Desde que aquela coisa começou, ela tem vontade de fazer xixi toda hora. Segura a aula de matemática inteira, até que finalmente toca o sinal do intervalo. A menina corre, senta na privada e esvazia a bexiga: que alívio.

Depois vai para a cantina, mas não consegue ficar lá dentro. O cheiro de coxinha que era tipo a coisa que ela mais amava só depois de brigadeiro, agora deixa ela enjoada. Sai correndo, se encosta lá fora. Respira um, dois, três, não entendeu nada dos múltiplos de três, mas teve uma ideia boa.

Adolescente grávida em São Paulo - Folhapress

Normalmente não jogaria no recreio. Prefere ficar com as meninas, numa casinha de bonecas lá no fundo do pátio, mas nesse dia vai até a quadra e pede para ficar no gol. Por favor, só hoje no gol. Eles aceitam. Ela fica parada no meio da trave. Quando a bola vem, corre para segurar com a barriga. Vai, moleque, chuta bem forte na minha barriga.

Ia ser tão perfeito, porque a culpa não ia ser dela. Ela escutou o papo na sala de casa: se tirar, ela pode ser condenada, tipo uma assassina. A bola não pode ser condenada, tipo uma assassina. Ô, seu juiz, foi a bola que matou aquilo que ia ser meu filho. E meu irmão. Então a bola iria presa, se bola fosse presa. E ela não ia precisar contar para ninguém aquela situação estranha: que um filho também pode ser um irmão. E ela não ia ter que sair da escola, nem deixar os amigos, nem perder nem a festa de aniversário da Flávia que nunca chamaria ela para ganhar a primeira fatia do bolo se ela estivesse buchuda.

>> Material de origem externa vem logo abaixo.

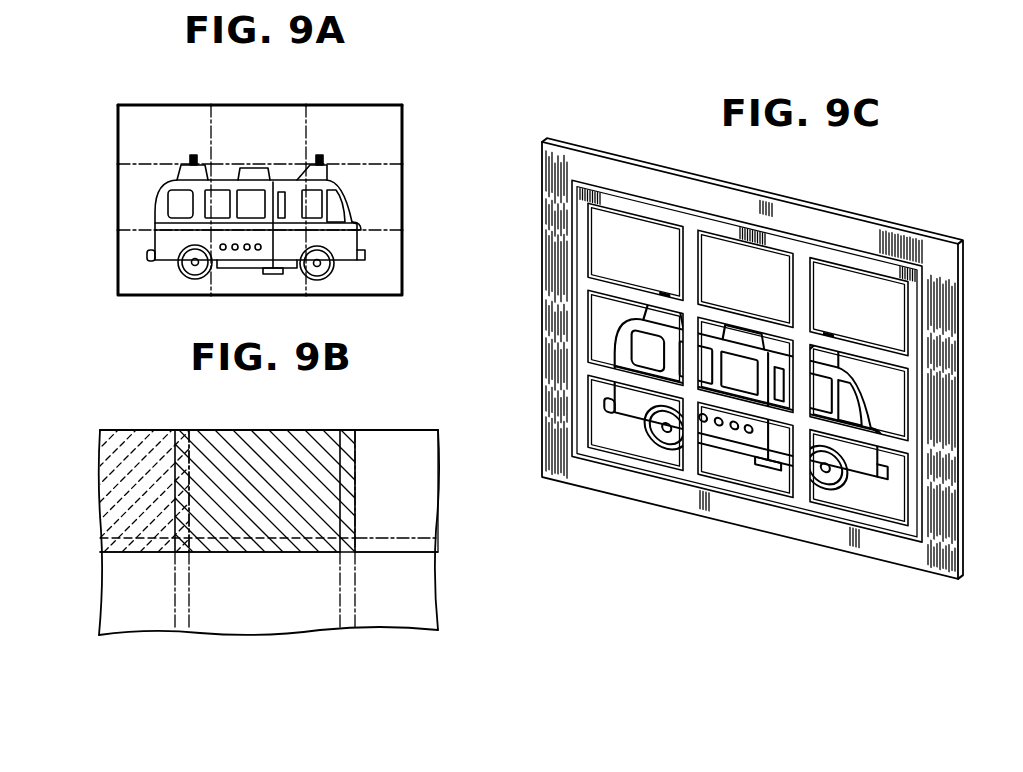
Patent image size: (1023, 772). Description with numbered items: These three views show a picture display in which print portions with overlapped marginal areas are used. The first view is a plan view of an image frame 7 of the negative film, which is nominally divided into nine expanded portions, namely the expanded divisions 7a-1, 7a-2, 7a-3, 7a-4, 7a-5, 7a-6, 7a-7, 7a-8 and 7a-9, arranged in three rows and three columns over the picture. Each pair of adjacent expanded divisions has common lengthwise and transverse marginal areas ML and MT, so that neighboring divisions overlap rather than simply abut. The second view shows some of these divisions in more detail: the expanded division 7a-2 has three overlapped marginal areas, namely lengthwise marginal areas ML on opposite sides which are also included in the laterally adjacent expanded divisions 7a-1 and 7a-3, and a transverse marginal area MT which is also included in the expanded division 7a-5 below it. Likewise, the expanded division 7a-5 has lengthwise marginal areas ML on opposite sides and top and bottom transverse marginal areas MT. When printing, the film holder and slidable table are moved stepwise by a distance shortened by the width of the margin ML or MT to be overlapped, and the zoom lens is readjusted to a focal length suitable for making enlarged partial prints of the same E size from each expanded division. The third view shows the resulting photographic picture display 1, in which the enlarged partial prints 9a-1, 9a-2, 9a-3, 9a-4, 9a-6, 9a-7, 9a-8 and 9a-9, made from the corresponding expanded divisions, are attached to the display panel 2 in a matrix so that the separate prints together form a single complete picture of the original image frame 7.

In FIG. 9A, the expanded division 7a-1 is at (352, 112).
In FIG. 9B, the expanded division 7a-1 is at (118, 496).
In FIG. 9A, the expanded division 7a-2 is at (256, 112).
In FIG. 9B, the expanded division 7a-2 is at (262, 450).
In FIG. 9A, the expanded division 7a-3 is at (166, 112).
In FIG. 9B, the expanded division 7a-3 is at (413, 500).
In FIG. 9A, the expanded division 7a-4 is at (133, 198).
In FIG. 9B, the expanded division 7a-4 is at (420, 592).
In FIG. 9B, the expanded division 7a-5 is at (315, 615).
In FIG. 9A, the expanded division 7a-6 is at (386, 202).
In FIG. 9B, the expanded division 7a-6 is at (120, 591).
In FIG. 9A, the expanded division 7a-7 is at (355, 285).
In FIG. 9A, the expanded division 7a-8 is at (258, 285).
In FIG. 9A, the expanded division 7a-9 is at (170, 285).
In FIG. 9B, the image frame 7 is at (207, 420).
In FIG. 9B, the lengthwise marginal area ML is at (182, 430).
In FIG. 9B, the transverse marginal area MT is at (277, 552).
In FIG. 9C, the photographic picture display 1 is at (850, 197).
In FIG. 9C, the display panel 2 is at (906, 237).
In FIG. 9C, the enlarged partial print 9a-1 is at (636, 225).
In FIG. 9C, the enlarged partial print 9a-2 is at (746, 250).
In FIG. 9C, the enlarged partial print 9a-3 is at (898, 311).
In FIG. 9C, the enlarged partial print 9a-4 is at (893, 390).
In FIG. 9C, the enlarged partial print 9a-6 is at (598, 323).
In FIG. 9C, the enlarged partial print 9a-7 is at (620, 440).
In FIG. 9C, the enlarged partial print 9a-8 is at (735, 470).
In FIG. 9C, the enlarged partial print 9a-9 is at (856, 501).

Mas ninguém chuta a bola na barriga. E ela ainda toma um, dois, três frangos, que são múltiplos de não sei quantos frangos, tanto que na volta para a sala chamam ela de frangueira, enquanto ela mata a sede no bebedouro chamam ela de frangueira, mas ainda é melhor do que ser chamada de puta, que é como vão chamar ela quando souberam da notícia.

Tanto que na última aula daquele dia faz um plano: vai pôr tudo numa cartolina. Explicar para a classe. Explicar para o seu juiz, que deve ser tipo um juiz de futebol só que mais importante: se eu não fosse com meu pai no quarto quando todo mundo saía de casa, ele me batia. E batia feio. E mentia que foi por outro motivo.

Quando o sinal da saída toca, ela vai até o portão e fica olhando pela grade, esperando a mãe aparecer. Mas quem vem é ele. Ela bebeu tão pouquinha água para não ter vontade de ir ao banheiro e, mesmo assim, quase se mija toda.

Ele estende aquela mão para ela. Ela pega a mochila, ajeita as alças nos ombros. Pensa em dar as costas e sair correndo a milhão, em cruzar o pátio da escola e ficar lá longe, brincando para sempre de esconde-esconde.